Sam Jones - 6/28/2026

Good Days, Dark Days, in the Light of the Son | Ecclesiastes 10-11 | RLF Church
Ecclesiastes 10-11

Good Days, Dark Days, in the Light of the Son

Ecclesiastes 10 and 11 teach us to hold the tensions of life with maturity: to rejoice in the days God gives, to recognize that dark days are real, to walk wisely before Him, and to let the light of Christ free us from regret-filled living.

Series: Life Under the Sun Speaker: Sam Jones Date: 06-28-2026

Sermon Overview

This sermon focuses on Ecclesiastes 11:8–10 and then looks back across chapters 10 and 11 to trace three tensions Solomon wants us to hold well.
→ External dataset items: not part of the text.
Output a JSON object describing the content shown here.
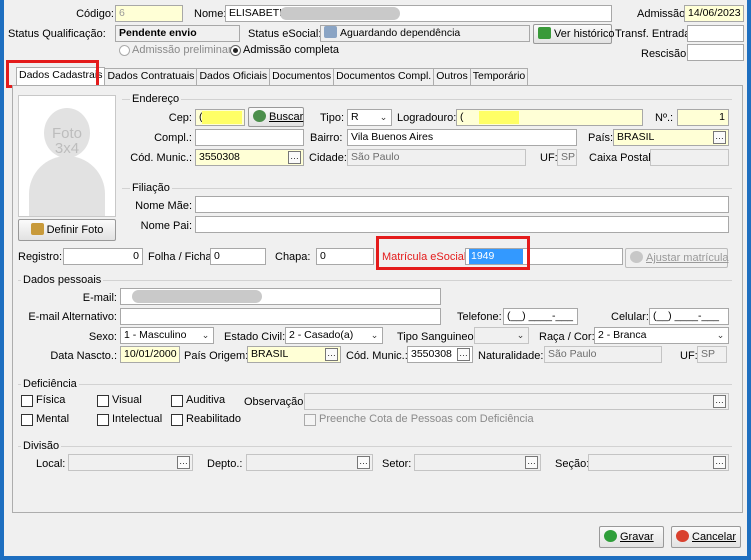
{
  "header": {
    "codigo_label": "Código:",
    "codigo_value": "6",
    "nome_label": "Nome:",
    "nome_value": "ELISABETH",
    "admissao_label": "Admissão:",
    "admissao_value": "14/06/2023",
    "status_qual_label": "Status Qualificação:",
    "status_qual_value": "Pendente envio",
    "status_esocial_label": "Status eSocial:",
    "status_esocial_value": "Aguardando dependência",
    "ver_historico": "Ver histórico",
    "transf_label": "Transf. Entrada:",
    "rescisao_label": "Rescisão:",
    "admissao_preliminar": "Admissão preliminar",
    "admissao_completa": "Admissão completa"
  },
  "tabs": [
    "Dados Cadastrais",
    "Dados Contratuais",
    "Dados Oficiais",
    "Documentos",
    "Documentos Compl.",
    "Outros",
    "Temporário"
  ],
  "photo": {
    "placeholder_line1": "Foto",
    "placeholder_line2": "3x4",
    "definir_foto": "Definir Foto"
  },
  "endereco": {
    "title": "Endereço",
    "cep_label": "Cep:",
    "cep_value": "(",
    "buscar": "Buscar",
    "tipo_label": "Tipo:",
    "tipo_value": "R",
    "logradouro_label": "Logradouro:",
    "logradouro_value": "(",
    "numero_label": "Nº.:",
    "numero_value": "1",
    "compl_label": "Compl.:",
    "compl_value": "",
    "bairro_label": "Bairro:",
    "bairro_value": "Vila Buenos Aires",
    "pais_label": "País:",
    "pais_value": "BRASIL",
    "cod_munic_label": "Cód. Munic.:",
    "cod_munic_value": "3550308",
    "cidade_label": "Cidade:",
    "cidade_value": "São Paulo",
    "uf_label": "UF:",
    "uf_value": "SP",
    "caixa_postal_label": "Caixa Postal:",
    "caixa_postal_value": ""
  },
  "filiacao": {
    "title": "Filiação",
    "nome_mae_label": "Nome Mãe:",
    "nome_pai_label": "Nome Pai:"
  },
  "registro": {
    "registro_label": "Registro:",
    "registro_value": "0",
    "folha_label": "Folha / Ficha:",
    "folha_value": "0",
    "chapa_label": "Chapa:",
    "chapa_value": "0",
    "matricula_label": "Matrícula eSocial:",
    "matricula_value": "1949",
    "ajustar": "Ajustar matrícula"
  },
  "pessoais": {
    "title": "Dados pessoais",
    "email_label": "E-mail:",
    "email_alt_label": "E-mail Alternativo:",
    "telefone_label": "Telefone:",
    "telefone_value": "(__) ____-___",
    "celular_label": "Celular:",
    "celular_value": "(__) ____-___",
    "sexo_label": "Sexo:",
    "sexo_value": "1 - Masculino",
    "estado_civil_label": "Estado Civil:",
    "estado_civil_value": "2 - Casado(a)",
    "tipo_sang_label": "Tipo Sanguineo:",
    "raca_label": "Raça / Cor:",
    "raca_value": "2 - Branca",
    "nascto_label": "Data Nascto.:",
    "nascto_value": "10/01/2000",
    "pais_origem_label": "País Origem:",
    "pais_origem_value": "BRASIL",
    "cod_munic_label": "Cód. Munic.:",
    "cod_munic_value": "3550308",
    "naturalidade_label": "Naturalidade:",
    "naturalidade_value": "São Paulo",
    "uf_label": "UF:",
    "uf_value": "SP"
  },
  "deficiencia": {
    "title": "Deficiência",
    "fisica": "Física",
    "visual": "Visual",
    "auditiva": "Auditiva",
    "observacao_label": "Observação:",
    "mental": "Mental",
    "intelectual": "Intelectual",
    "reabilitado": "Reabilitado",
    "preenche_cota": "Preenche Cota de Pessoas com Deficiência"
  },
  "divisao": {
    "title": "Divisão",
    "local_label": "Local:",
    "depto_label": "Depto.:",
    "setor_label": "Setor:",
    "secao_label": "Seção:"
  },
  "footer": {
    "gravar": "Gravar",
    "cancelar": "Cancelar"
  },
  "colors": {
    "yellow_field": "#ffffd6",
    "highlight_red": "#e41b1b",
    "selection_blue": "#3399ff"
  }
}
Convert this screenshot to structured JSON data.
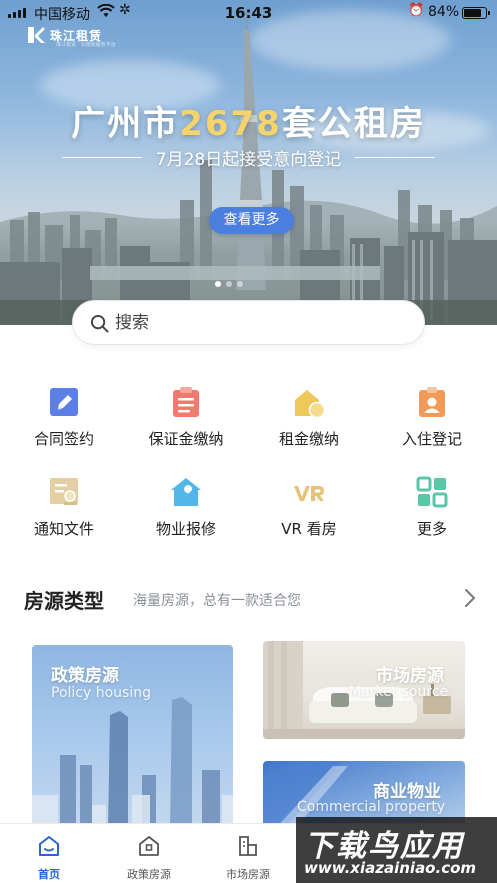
{
  "status_bar": {
    "carrier": "中国移动",
    "time": "16:43",
    "battery": "84%"
  },
  "brand": {
    "name": "珠江租赁",
    "tagline": "珠江租赁 · 公租房服务平台"
  },
  "banner": {
    "title_prefix": "广州市",
    "title_number": "2678",
    "title_suffix": "套公租房",
    "subtitle": "7月28日起接受意向登记",
    "button_label": "查看更多",
    "slide_count": 3,
    "active_slide": 1,
    "accent_color": "#f6d36b"
  },
  "search": {
    "placeholder": "搜索"
  },
  "menu": [
    {
      "label": "合同签约",
      "icon": "pen-contract-icon",
      "color": "#5b7fe6"
    },
    {
      "label": "保证金缴纳",
      "icon": "clipboard-icon",
      "color": "#f07a6e"
    },
    {
      "label": "租金缴纳",
      "icon": "house-coin-icon",
      "color": "#eec85a"
    },
    {
      "label": "入住登记",
      "icon": "id-badge-icon",
      "color": "#f29a5a"
    },
    {
      "label": "通知文件",
      "icon": "notice-document-icon",
      "color": "#e4cfa2"
    },
    {
      "label": "物业报修",
      "icon": "house-wrench-icon",
      "color": "#52b7e8"
    },
    {
      "label": "VR 看房",
      "icon": "vr-icon",
      "color": "#e6c37a"
    },
    {
      "label": "更多",
      "icon": "grid-more-icon",
      "color": "#59c7a8"
    }
  ],
  "section": {
    "title": "房源类型",
    "description": "海量房源，总有一款适合您"
  },
  "cards": {
    "policy": {
      "title": "政策房源",
      "subtitle": "Policy housing"
    },
    "market": {
      "title": "市场房源",
      "subtitle": "Market source"
    },
    "business": {
      "title": "商业物业",
      "subtitle": "Commercial property"
    }
  },
  "tabbar": [
    {
      "label": "首页",
      "icon": "home-icon"
    },
    {
      "label": "政策房源",
      "icon": "policy-house-icon"
    },
    {
      "label": "市场房源",
      "icon": "market-building-icon"
    }
  ],
  "watermark": {
    "big": "下载鸟应用",
    "small": "www.xiazainiao.com"
  },
  "colors": {
    "primary": "#2b63d9",
    "button": "#4a7fe0"
  }
}
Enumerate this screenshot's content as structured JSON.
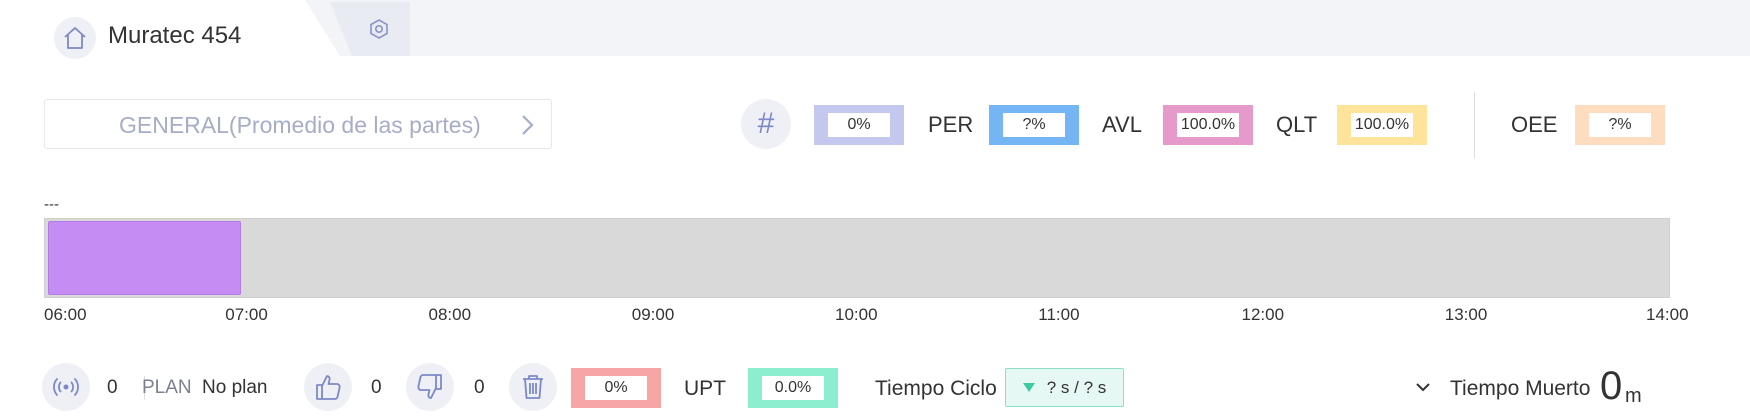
{
  "tab": {
    "title": "Muratec 454",
    "home_icon": "home-icon",
    "settings_icon": "hexagon-settings-icon"
  },
  "selector": {
    "label": "GENERAL(Promedio de las partes)",
    "icon": "chevron-right-icon"
  },
  "metrics": {
    "hash_icon": "#",
    "count": {
      "value": "0%",
      "color": "#c5c8ee"
    },
    "per": {
      "label": "PER",
      "value": "?%",
      "color": "#75b5f4"
    },
    "avl": {
      "label": "AVL",
      "value": "100.0%",
      "color": "#e59acb"
    },
    "qlt": {
      "label": "QLT",
      "value": "100.0%",
      "color": "#fde49a"
    },
    "oee": {
      "label": "OEE",
      "value": "?%",
      "color": "#fedcbf"
    }
  },
  "timeline": {
    "label": "---",
    "start": "06:00",
    "end": "14:00",
    "ticks": [
      "06:00",
      "07:00",
      "08:00",
      "09:00",
      "10:00",
      "11:00",
      "12:00",
      "13:00",
      "14:00"
    ],
    "segments": [
      {
        "from": "06:00",
        "to": "06:58",
        "color": "#c58cf4"
      }
    ],
    "background": "#d9d9d9"
  },
  "bottom": {
    "signal_icon": "signal-broadcast-icon",
    "signal_count": "0",
    "plan_label": "PLAN",
    "plan_value": "No plan",
    "thumbs_up_icon": "thumbs-up-icon",
    "good_count": "0",
    "thumbs_down_icon": "thumbs-down-icon",
    "bad_count": "0",
    "trash_icon": "trash-icon",
    "scrap_pct": {
      "value": "0%",
      "color": "#f7a5a5"
    },
    "upt_label": "UPT",
    "upt_pct": {
      "value": "0.0%",
      "color": "#8ceecf"
    },
    "cycle_label": "Tiempo Ciclo",
    "cycle_value": "? s / ? s",
    "dead_icon": "chevron-down-icon",
    "dead_label": "Tiempo Muerto",
    "dead_value": "0",
    "dead_unit": "m"
  }
}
The message is not meant to overwhelm us with regret or fear, but to help us live maturely in the middle space where joy and difficulty, energy and judgment, and rejoicing and refinement all meet.

The big idea is that living life under the sun, in the light of the Son, helps us recognize and hold the tensions of life so that regret does not reside in the heart.

The Three Tensions

  • Rejoice and recognize: We are called to rejoice in the life ahead of us, yet honestly remember that dark days will also come in a broken world.
  • Rejoice in youth, but walk wisely: God gives vigor, energy, and desire as gifts, but they are to be lived before His face, with wisdom, calmness, and accountability.
  • Remove vexation and pain: What is sown in the heart and body eventually bears fruit, so Solomon urges us to pull up foolish roots before they harden into regret.

Hope in the Hevel

Ecclesiastes can name the fog, but only Jesus answers it. The sermon turns to the gospel by showing that Christ is the true light who entered our dark days, walked through the deepest hevel, and rose into a dawn that does not end.
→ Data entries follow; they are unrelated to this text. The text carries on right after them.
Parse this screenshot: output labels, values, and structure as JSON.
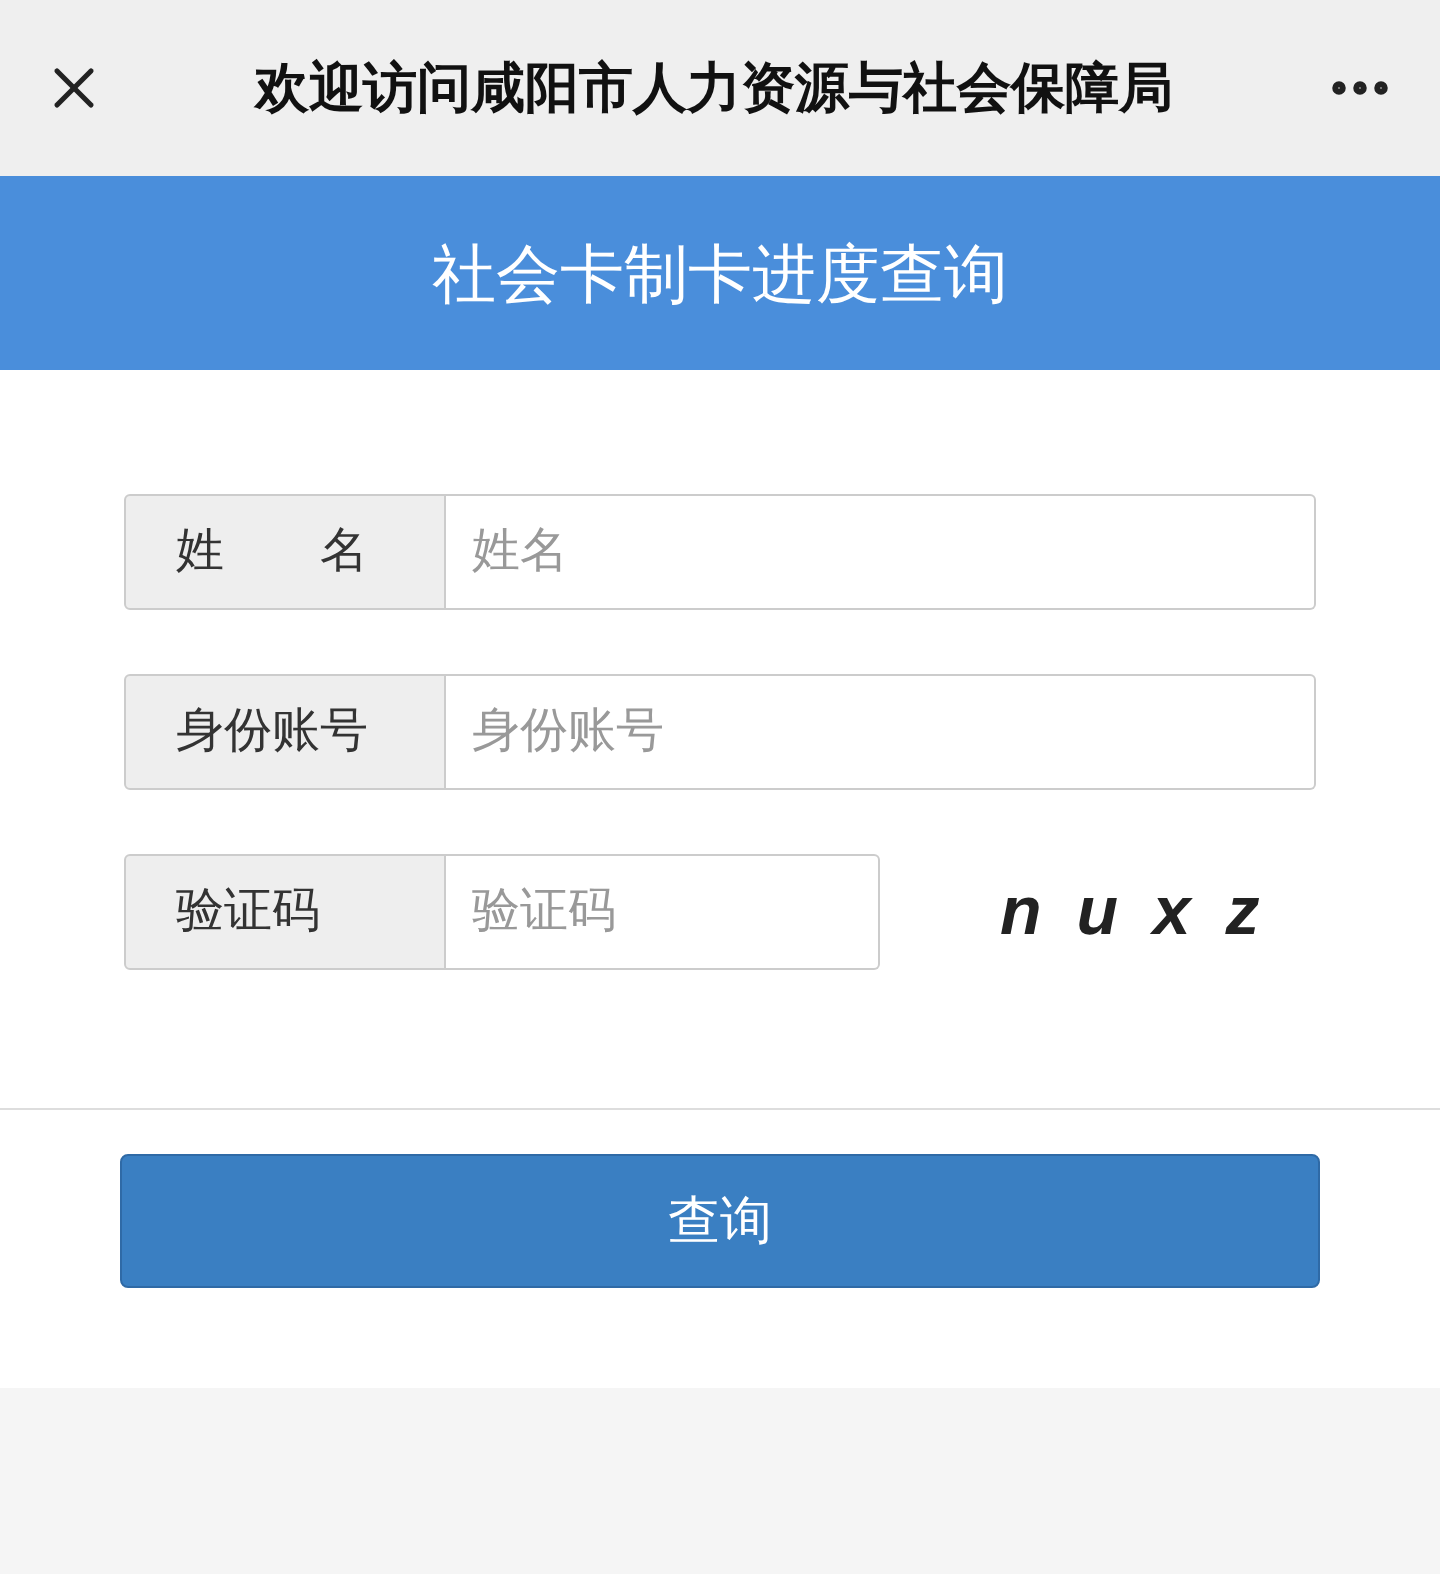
{
  "top_bar": {
    "title": "欢迎访问咸阳市人力资源与社会保障局"
  },
  "banner": {
    "title": "社会卡制卡进度查询"
  },
  "fields": [
    {
      "label": "姓　　名",
      "placeholder": "姓名",
      "kind": "wide"
    },
    {
      "label": "身份账号",
      "placeholder": "身份账号",
      "kind": "wide"
    },
    {
      "label": "验证码",
      "placeholder": "验证码",
      "kind": "captcha",
      "captcha": "n u x z"
    }
  ],
  "submit": {
    "label": "查询"
  }
}
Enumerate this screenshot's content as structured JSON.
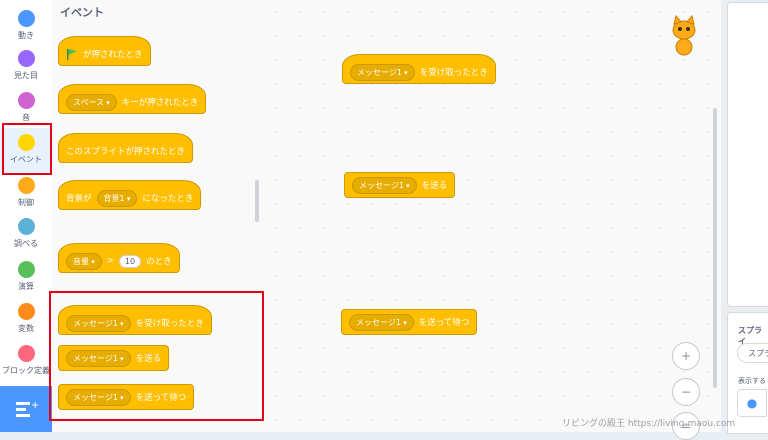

  • Jesus meets us in dark days, so rejoicing is no longer naive optimism but resurrection-anchored joy.
  • Jesus bore our judgment, so we can walk boldly before God clothed in His wisdom rather than crushed by our folly.
  • The Spirit renovates the heart, pulling up old roots of vexation, bitterness, and regret and writing new desires into us.

Response

The sermon leaves us with a simple but searching question: in the next ordinary moment, what would it look like to hold these tensions and trust Jesus and the work of the Spirit? Instead of letting regret take up residence in the heart, we are invited to abide in Christ and let Him teach us how to rejoice, refine, and depend on Him in real life.